Ce n’est certes pas le cas dans toutes les productions actuelles, qu’elles soient plastiques ou littéraires. Nombre d’entre elles comme le roman Fleurs de nuit/Cereus Blooms at Night (1996) de l’écrivaine originaire de Trinidad Shani Mootoo (1957- ) transcrivent violences passées et actuelles à partir de corps et d’esprits recherchant la transgression des frontières sexuées et des entendements traditionnels. Dans ce type de cas « la folie signifie être hors des logiques fonctionnelles de la société et par conséquent être insignifiant plutôt qu’une alternative prégnante de sens »5. Corps et esprits peuvent donc connaître divers troubles et ne pas parvenir à rechercher plus en profondeur des clés salvatrices, des particules identitaires plus aisées à archipéliser et à condenser qui évitent justement la fragmentation identitaire et psychique.

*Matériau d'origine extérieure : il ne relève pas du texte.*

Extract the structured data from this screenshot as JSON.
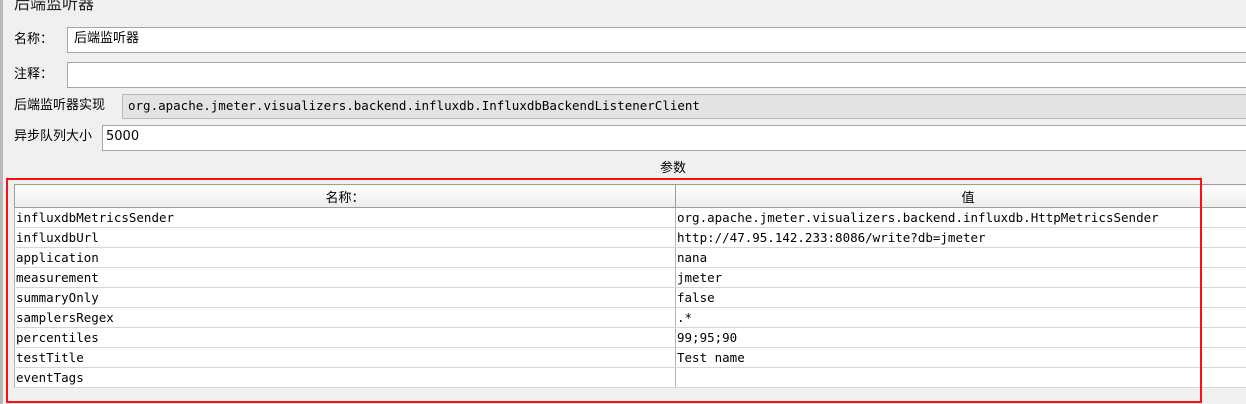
{
  "panel": {
    "title": "后端监听器",
    "name_label": "名称：",
    "name_value": "后端监听器",
    "comment_label": "注释：",
    "comment_value": "",
    "impl_label": "后端监听器实现",
    "impl_value": "org.apache.jmeter.visualizers.backend.influxdb.InfluxdbBackendListenerClient",
    "queue_label": "异步队列大小",
    "queue_value": "5000"
  },
  "params": {
    "title": "参数",
    "columns": [
      "名称：",
      "值"
    ],
    "rows": [
      [
        "influxdbMetricsSender",
        "org.apache.jmeter.visualizers.backend.influxdb.HttpMetricsSender"
      ],
      [
        "influxdbUrl",
        "http://47.95.142.233:8086/write?db=jmeter"
      ],
      [
        "application",
        "nana"
      ],
      [
        "measurement",
        "jmeter"
      ],
      [
        "summaryOnly",
        "false"
      ],
      [
        "samplersRegex",
        ".*"
      ],
      [
        "percentiles",
        "99;95;90"
      ],
      [
        "testTitle",
        "Test name"
      ],
      [
        "eventTags",
        ""
      ]
    ],
    "highlight_color": "#ff1010"
  }
}
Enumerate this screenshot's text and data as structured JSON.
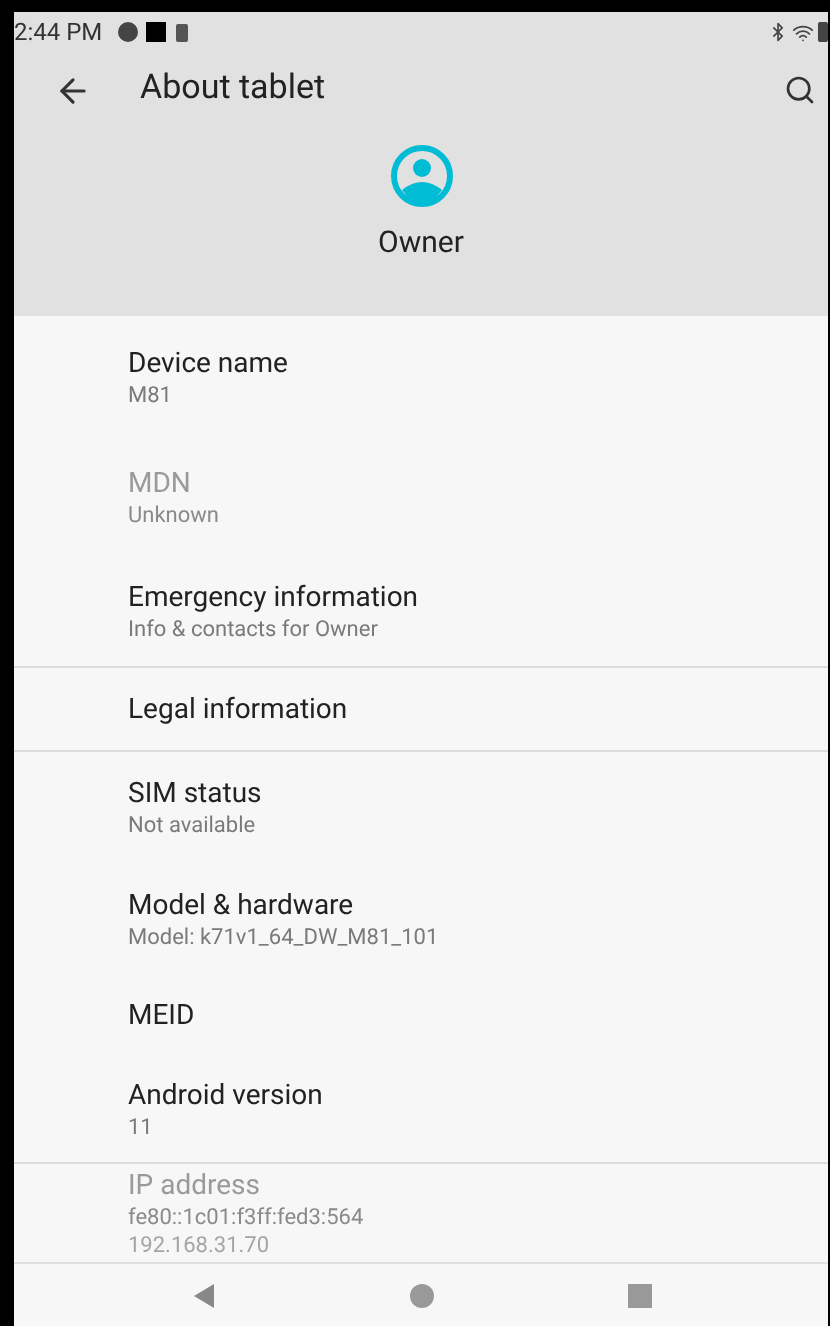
{
  "status_bar": {
    "time": "2:44 PM"
  },
  "toolbar": {
    "title": "About tablet"
  },
  "profile": {
    "name": "Owner"
  },
  "items": [
    {
      "title": "Device name",
      "subtitle": [
        "M81"
      ],
      "disabled": false,
      "divider": false
    },
    {
      "title": "MDN",
      "subtitle": [
        "Unknown"
      ],
      "disabled": true,
      "divider": false
    },
    {
      "title": "Emergency information",
      "subtitle": [
        "Info & contacts for Owner"
      ],
      "disabled": false,
      "divider": true
    },
    {
      "title": "Legal information",
      "disabled": false,
      "divider": true
    },
    {
      "title": "SIM status",
      "subtitle": [
        "Not available"
      ],
      "disabled": false,
      "divider": false
    },
    {
      "title": "Model & hardware",
      "subtitle": [
        "Model: k71v1_64_DW_M81_101"
      ],
      "disabled": false,
      "divider": false
    },
    {
      "title": "MEID",
      "disabled": false,
      "divider": false
    },
    {
      "title": "Android version",
      "subtitle": [
        "11"
      ],
      "disabled": false,
      "divider": true
    },
    {
      "title": "IP address",
      "subtitle": [
        "fe80::1c01:f3ff:fed3:564",
        "192.168.31.70"
      ],
      "disabled": true,
      "divider": false
    }
  ]
}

Jean Rhys avait commencé à dire le mal-être par rapport aux codes conventionnels occidentaux en soulignant l’inconfort de sa position d’entre-deux et en créant une forme d’écriture retranscrivant ces méandres identitaires. Depuis le Journal de bord de Christophe Colomb, l’Amérique a en effet été ramenée de l’inconnu au connu européen via des analogies et des comparaisons hyperboliques qui sont autant de tentatives d’organiser les représentations américaines à partir de codes européens. Cette imposition externe a alors été source de mal-êtres et de représentations biaisées. Comme l’a montré l’écrivain cubain Alejo Carpentier (1904-1980), notamment dans Los pasos perdidos/Le partage des eaux (1953), il convenait de proposer de sortir de la doxa et du référent européens, de rompre le pacte de vraisemblance réaliste issu de la tradition gréco-latine et donc de refuser que se perpétue une écriture et une peinture fabuleuses de l’Amérique pour, enfin…, transcrire la réalité américaine et faire de la forêt (et des montagnes) le cœur de la civilisation de ce monde dit « nouveau » en rejetant le modèle européen d’une côte jugée civilisée du fait de sa seule occidentalisation. En voulant écrire et peindre la réalité du monde américano-caraïbe, sans neutraliser sa différence, en refusant le merveilleux faux, inauthentique, il s’agissait alors de faire surgir lo real maravilloso/le réel merveilleux.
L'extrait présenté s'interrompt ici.